The Test of Behavioral Rigidity (TBR; Schaie, 1955, 1960; Schaie & Parham, 1975) contains the following three subtests:

1) Capitals test: This test was adapted from Bernstein’s (1924) study of quickness and intelligence and represents the Spearmanian, or “functional,” approach to the study of preservation and rigidity. Participants copy a printed paragraph that contains some words starting with capital letters, others spelled entirely in capitals, and some starting with lower case letters, with the remaining letters in capitals. In the second half of the test, participants recopy the paragraph, substituting capitals for lower case letters and lower case letters for capitals. Two and a half minutes are allowed for each half of the test.

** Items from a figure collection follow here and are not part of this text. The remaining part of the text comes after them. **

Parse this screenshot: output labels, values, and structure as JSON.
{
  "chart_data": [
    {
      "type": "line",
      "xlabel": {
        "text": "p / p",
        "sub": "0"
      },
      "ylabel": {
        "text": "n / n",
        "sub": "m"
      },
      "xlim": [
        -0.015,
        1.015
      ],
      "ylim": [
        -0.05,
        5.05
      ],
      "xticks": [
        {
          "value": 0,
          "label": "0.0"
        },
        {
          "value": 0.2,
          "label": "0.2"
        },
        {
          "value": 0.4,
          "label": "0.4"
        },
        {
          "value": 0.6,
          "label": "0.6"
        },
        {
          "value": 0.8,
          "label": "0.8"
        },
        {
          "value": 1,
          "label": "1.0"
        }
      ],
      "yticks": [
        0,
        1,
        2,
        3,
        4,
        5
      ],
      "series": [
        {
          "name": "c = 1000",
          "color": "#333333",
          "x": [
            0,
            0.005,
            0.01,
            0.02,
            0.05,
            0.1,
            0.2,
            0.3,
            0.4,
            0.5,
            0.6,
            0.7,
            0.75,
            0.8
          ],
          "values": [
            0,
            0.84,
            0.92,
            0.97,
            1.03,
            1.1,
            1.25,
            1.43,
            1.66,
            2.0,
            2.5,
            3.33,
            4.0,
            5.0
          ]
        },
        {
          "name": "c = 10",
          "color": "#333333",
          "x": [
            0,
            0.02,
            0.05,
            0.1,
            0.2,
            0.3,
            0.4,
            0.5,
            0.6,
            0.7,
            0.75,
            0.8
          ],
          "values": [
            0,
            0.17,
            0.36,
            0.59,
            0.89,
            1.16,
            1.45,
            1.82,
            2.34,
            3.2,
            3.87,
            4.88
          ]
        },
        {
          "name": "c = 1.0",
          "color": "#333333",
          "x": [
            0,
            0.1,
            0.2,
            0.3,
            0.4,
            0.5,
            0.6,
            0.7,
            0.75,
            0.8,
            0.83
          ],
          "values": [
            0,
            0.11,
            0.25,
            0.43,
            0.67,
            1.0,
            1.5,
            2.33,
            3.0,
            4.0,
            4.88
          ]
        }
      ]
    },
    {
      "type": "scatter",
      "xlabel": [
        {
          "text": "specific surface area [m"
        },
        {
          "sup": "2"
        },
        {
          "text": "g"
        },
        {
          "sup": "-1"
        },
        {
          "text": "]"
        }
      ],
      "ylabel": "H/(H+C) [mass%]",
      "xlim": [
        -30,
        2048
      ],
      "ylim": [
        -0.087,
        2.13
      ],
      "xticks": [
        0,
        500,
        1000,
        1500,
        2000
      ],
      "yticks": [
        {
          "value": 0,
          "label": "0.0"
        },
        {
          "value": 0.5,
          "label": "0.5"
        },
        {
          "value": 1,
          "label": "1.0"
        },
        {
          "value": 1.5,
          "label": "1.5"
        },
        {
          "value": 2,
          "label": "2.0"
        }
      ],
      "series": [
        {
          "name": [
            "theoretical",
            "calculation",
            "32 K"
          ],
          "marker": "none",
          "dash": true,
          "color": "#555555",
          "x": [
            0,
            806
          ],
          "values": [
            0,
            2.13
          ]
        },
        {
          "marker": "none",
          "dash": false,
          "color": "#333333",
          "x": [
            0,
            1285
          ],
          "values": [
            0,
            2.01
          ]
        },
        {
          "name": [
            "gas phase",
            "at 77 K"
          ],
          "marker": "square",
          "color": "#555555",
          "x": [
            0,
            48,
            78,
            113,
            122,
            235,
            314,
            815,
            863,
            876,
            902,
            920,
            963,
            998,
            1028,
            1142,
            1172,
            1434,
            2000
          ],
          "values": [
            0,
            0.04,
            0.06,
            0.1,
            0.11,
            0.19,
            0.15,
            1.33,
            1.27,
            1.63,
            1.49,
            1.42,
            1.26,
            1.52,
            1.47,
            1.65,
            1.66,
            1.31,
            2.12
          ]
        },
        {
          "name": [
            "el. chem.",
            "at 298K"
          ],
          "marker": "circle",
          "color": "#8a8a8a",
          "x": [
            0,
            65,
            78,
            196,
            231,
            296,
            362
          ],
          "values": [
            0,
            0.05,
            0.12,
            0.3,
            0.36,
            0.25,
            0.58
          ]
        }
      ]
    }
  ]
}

This test yields two scores: copying speed (Cap), the number of words correctly copied in the first half of the tes‚Äčt; and instructional set flexibility (Cap-R), the latter score representing the ratio (rounded to integers) of the number of correctly copied words in the second series to those in the first series.

2) Opposites test: In this newly constructed test, following the work of Scheier and Ferguson (1952), three lists of simple words must be responded to by first giving antonyms, then synonyms, and finally antonyms or synonyms, depending on whether the stimulus word is printed in upper or lower case letters. Each list has 40 stimulus words and a time limit of 2 min.

The test yields three scores: an associational speed (Opp) score, which is the sum of correct responses in the first two lists; and two associational flexibility scores. For this purpose, List 3 is examined for responses that are incorrect, responses started incorrectly, and erasures. The first score (Opp-R1) is obtained by the formula:

Series 3 errors

100 – ————————- x 100

Series 3 total

The second score (Opp-R2) involves the formula:

Series 3 correct

———————————————– x 100

(1/2 (Series 1 correct + Series 2 correct))

3) TBR questionnaire: Seventy-five true-or-false items include 22 modified flexibility-rigidity items (R scale) and 44 masking social responsibility items from the California Psychological Inventory (Gough 1957; Gough, McCloskey, & Meehl, 1952; Schaie, 1959b). Also included are 9 items (P scale) constructed by means of Guttman scaling of a preservative behavior scale first used by Lankes (1915).

The TBR yields factor scores for the latent dimensions of Psychomotor Speed, Motor-Cognitive Flexibility, and Attitudinal Flexibility. It also yields several personality trait scores (see below). The three factor scores are obtained by multiplying the standardized factor scores for the eight observed scores from the TBR subtests as follows:
MCF = .25 Cap-R + .35 Opp-R1 + .40 Opp-R2
AF = .50 R scale + .50 P scale
PS = .60 Cap + .40 Opp

For comparison across measures, all psychometric tests were standardized to T-scores with a mean of 50 and a standard deviation of 10, based on all data collected at first test.